Casual Christmas jobs give way to permanent positions: Seek

Businesses are focussing on hiring permanent staff rather than filling roles with casuals, even in the lead-up to Christmas according to Seek’s 2022 Employment data review.

by | 22 Nov, 2022

Casual Christmas jobs give way to permanent positions: Seek

According to the report, the usual pickup of hiring staff in August and September in preparation for the Christmas rush has not eventuated with non-permanent roles or “Christmas jobs” not making a mark within the broader Great Job Boom.

In fact, non-permanent job ads have remained low in comparison to fluctuations recorded pre-pandemic as businesses focus energy on securing permanent workers.

Kendra Banks, managing director of SEEK ANZ, said that it has been an unusual year for the job market.

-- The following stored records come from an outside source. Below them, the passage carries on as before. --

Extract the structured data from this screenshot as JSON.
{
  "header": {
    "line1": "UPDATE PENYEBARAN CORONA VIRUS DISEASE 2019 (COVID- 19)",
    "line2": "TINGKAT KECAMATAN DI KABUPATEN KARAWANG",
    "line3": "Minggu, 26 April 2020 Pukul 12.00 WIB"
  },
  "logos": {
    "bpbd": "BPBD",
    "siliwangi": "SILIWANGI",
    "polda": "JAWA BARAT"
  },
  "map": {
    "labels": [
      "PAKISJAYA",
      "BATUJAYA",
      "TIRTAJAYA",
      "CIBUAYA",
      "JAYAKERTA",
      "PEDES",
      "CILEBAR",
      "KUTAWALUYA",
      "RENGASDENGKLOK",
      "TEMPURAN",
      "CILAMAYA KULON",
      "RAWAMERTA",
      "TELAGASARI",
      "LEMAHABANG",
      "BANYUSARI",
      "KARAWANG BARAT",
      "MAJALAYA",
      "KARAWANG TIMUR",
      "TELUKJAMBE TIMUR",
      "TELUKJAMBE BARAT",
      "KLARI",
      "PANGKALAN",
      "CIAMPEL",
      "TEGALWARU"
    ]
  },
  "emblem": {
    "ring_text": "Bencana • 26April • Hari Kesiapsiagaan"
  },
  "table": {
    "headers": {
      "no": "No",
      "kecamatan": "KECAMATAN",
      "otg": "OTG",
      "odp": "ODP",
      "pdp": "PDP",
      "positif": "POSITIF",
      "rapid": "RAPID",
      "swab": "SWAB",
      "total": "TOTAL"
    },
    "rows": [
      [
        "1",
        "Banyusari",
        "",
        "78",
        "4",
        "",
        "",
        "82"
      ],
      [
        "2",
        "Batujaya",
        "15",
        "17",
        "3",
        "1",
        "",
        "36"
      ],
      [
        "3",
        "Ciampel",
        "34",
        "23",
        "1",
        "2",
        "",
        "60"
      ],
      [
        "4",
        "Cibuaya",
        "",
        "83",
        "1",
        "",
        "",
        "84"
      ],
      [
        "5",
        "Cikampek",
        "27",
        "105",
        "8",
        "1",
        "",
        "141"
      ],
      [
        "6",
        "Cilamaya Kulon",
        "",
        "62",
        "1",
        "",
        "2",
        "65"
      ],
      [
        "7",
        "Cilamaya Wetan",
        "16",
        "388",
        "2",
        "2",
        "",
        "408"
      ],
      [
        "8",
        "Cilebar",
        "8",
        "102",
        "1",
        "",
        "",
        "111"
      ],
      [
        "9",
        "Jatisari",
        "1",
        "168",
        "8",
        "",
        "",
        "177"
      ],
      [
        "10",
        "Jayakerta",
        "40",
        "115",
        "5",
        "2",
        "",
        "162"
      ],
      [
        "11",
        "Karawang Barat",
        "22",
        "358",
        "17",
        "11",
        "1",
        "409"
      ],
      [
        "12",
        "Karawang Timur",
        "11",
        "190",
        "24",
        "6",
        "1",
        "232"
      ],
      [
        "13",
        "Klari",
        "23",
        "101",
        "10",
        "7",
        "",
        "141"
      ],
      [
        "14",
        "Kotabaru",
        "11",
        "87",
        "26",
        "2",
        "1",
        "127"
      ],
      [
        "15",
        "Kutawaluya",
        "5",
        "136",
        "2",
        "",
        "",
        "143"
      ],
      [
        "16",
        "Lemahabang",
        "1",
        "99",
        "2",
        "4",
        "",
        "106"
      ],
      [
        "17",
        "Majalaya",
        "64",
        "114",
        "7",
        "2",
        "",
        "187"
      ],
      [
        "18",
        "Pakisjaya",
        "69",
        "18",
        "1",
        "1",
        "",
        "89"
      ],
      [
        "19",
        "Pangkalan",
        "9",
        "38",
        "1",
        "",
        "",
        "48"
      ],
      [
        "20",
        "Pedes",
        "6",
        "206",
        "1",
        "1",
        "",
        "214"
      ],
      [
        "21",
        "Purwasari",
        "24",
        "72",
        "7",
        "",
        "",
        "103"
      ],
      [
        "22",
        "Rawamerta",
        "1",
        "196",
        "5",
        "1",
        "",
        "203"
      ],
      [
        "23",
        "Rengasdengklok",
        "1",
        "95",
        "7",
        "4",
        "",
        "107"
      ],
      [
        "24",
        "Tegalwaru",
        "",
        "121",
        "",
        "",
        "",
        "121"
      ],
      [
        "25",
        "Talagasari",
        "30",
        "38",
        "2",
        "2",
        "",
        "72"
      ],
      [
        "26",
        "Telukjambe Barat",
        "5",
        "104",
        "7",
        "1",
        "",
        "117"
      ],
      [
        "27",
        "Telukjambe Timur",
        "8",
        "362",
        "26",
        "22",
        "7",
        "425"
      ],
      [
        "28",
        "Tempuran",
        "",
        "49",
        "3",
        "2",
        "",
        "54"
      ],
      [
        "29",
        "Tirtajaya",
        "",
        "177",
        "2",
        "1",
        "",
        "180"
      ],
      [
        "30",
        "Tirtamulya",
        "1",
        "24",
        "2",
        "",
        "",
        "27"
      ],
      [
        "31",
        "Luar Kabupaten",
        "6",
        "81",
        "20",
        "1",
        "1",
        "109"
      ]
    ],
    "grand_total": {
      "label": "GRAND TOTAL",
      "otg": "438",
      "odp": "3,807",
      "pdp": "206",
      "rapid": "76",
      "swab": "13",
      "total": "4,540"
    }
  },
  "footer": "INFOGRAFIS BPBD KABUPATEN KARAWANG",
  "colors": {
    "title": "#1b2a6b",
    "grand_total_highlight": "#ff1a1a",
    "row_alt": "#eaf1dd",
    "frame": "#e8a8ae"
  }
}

“While businesses have been in recovery from two years of disrupted operations, Australia is also grappling with fewer migrant workers, 48-year low unemployment and global economic and resource crises driving the costs of living up and the economic outlook down,” she said.

“As a result, we have seen job ads booming across all sectors and applications per job ad failing to keep up with increasing demand. The traditional peaks and troughs we expect throughout the year have been superseded by unprecedented demand across the board.

Businesses have pivoted to try to attract the best candidates, offering higher salaries, sign-on bonuses and workplace flexibility like never before.”

The first five months of the year saw Seek record the most job ads on its site in its 25-year history, with May seeing more than 265,000 job ads posted. As a consequence, May also saw applications per job ad reaching record lows as the supply of workers began to dwindle.

The record level growth was facilitated by the end of the first omicron wave in Australia, the last of Australia’s COVID-19-related lockdowns and declining unemployment rates.

Job ads are now 13.5 per cent lower than they were at their peak, yet remain more than 40 per cent higher than 2019 levels while applications per job ad have risen 25.7 per cent since the low point.  

The report found that advertised salaries rose by 2.8 per cent from January–September 2022 as businesses across all industries returned to hiring. Salaries in insurance & superannuation and trades & services grew the fastest for the period January–September.

Record-level job ads and low applications per job ad resulted in an extremely tight labour market where candidates held more bargaining power than ever before. Employers turned to new incentives and added benefits to attract candidates.

Sign-on bonuses became more commonly used: with 264 per cent more references to sign-on bonuses in 2022 compared to 2021.

Another notable trend in work perks was the promotion of flexible work options in job ads. The number of roles that mentioned “Work From Home” within the job description increased from approximately 1,200 per month in 2019 to 11 times as many in 2022.

The largest increase in working-from-home roles was in public and professional services that saw a 1,070 per cent growth in job ads offering flexible work options. The industrial, consumer services, and construction sectors are less likely to be able to offer work-from-home roles.

The industries that were the top drivers of job ad growth in 2022 were hospitality & tourism, trades & services and manufacturing, transport & logistics. 

Other industries also saw incredible growth, notably retail & consumer products, which was one of the most impacted by lockdowns and external macro-economic factors.

Although one of the smaller industries by volume, farming, animal & conservation, which is heavily reliant on migrant workers, was greatly impacted by the closure of borders, leading to record-level demand and job ads to double pre-COVID-19 levels in 2022.

Community services & development roles also saw significant growth this year with demand for support and community aid workers rising during the pandemic.

In May, when job ads peaked, five industries were sitting at more than double their pre-COVID-19 levels, and by October, remain the industries that have experienced the most growth since 2019.